The end of your marriage will bring changes in virtually every area of your life, including your finances. You understand how important it is to make choices and pursue terms that will allow you to have long-term stability, but it can be difficult to focus on the long-term when faced with your current emotions and temporary circumstances. By keeping your future interests as the priority, you will be more likely to secure terms that are beneficial for years to come.
One of the most important aspects of securing your future interests after a divorce is knowing what will happen to your retirement assets. New Jersey is an equitable distribution state, which means each spouse has an equitable claim to all marital property. Knowing what the law says about the division of marital property and how you can secure a fair share of your long-term savings is critical.
Securing your rightful share of marital property
If you have a claim to a portion of retirement assets, it is important to know how to claim your rightful portion, and how to remove funds from accounts. This largely depends on the type of account in question and other factors. There are both state and federal regulations and tax laws that could affect what happens to these assets.
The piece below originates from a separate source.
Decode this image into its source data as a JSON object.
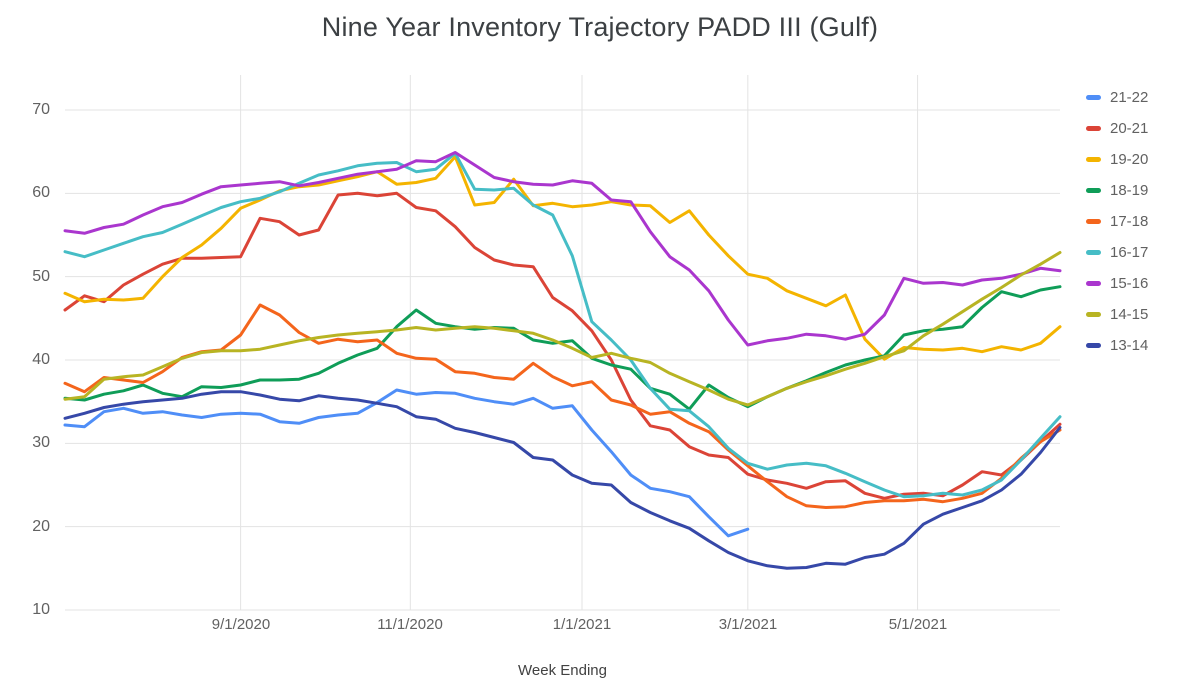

It is also helpful to understand that the portion you could receive only pertains to the savings accumulated during the course of your marriage.
It is relatively simple to divide assets in an IRA. The order for a transfer of funds can be part of your divorce decree, and you can simply move those funds into your own IRA. This will not be taxable. However, transfer or removal of funds from a 401(k) is more complex. To do this, you will need a Qualified Domestic Relations Order, which is a legal order that allows another person to receive a portion of the funds held in the account.
The complexity of retirement accounts
The division of retirement accounts is only one aspect of your divorce, yet it could be one of the most complex. You will benefit from an understanding of how to seek your rightful share of these marital assets while also avoiding unnecessary taxes and penalties. It is helpful to have guidance as you make choices that will impact you years into the future after your divorce is final.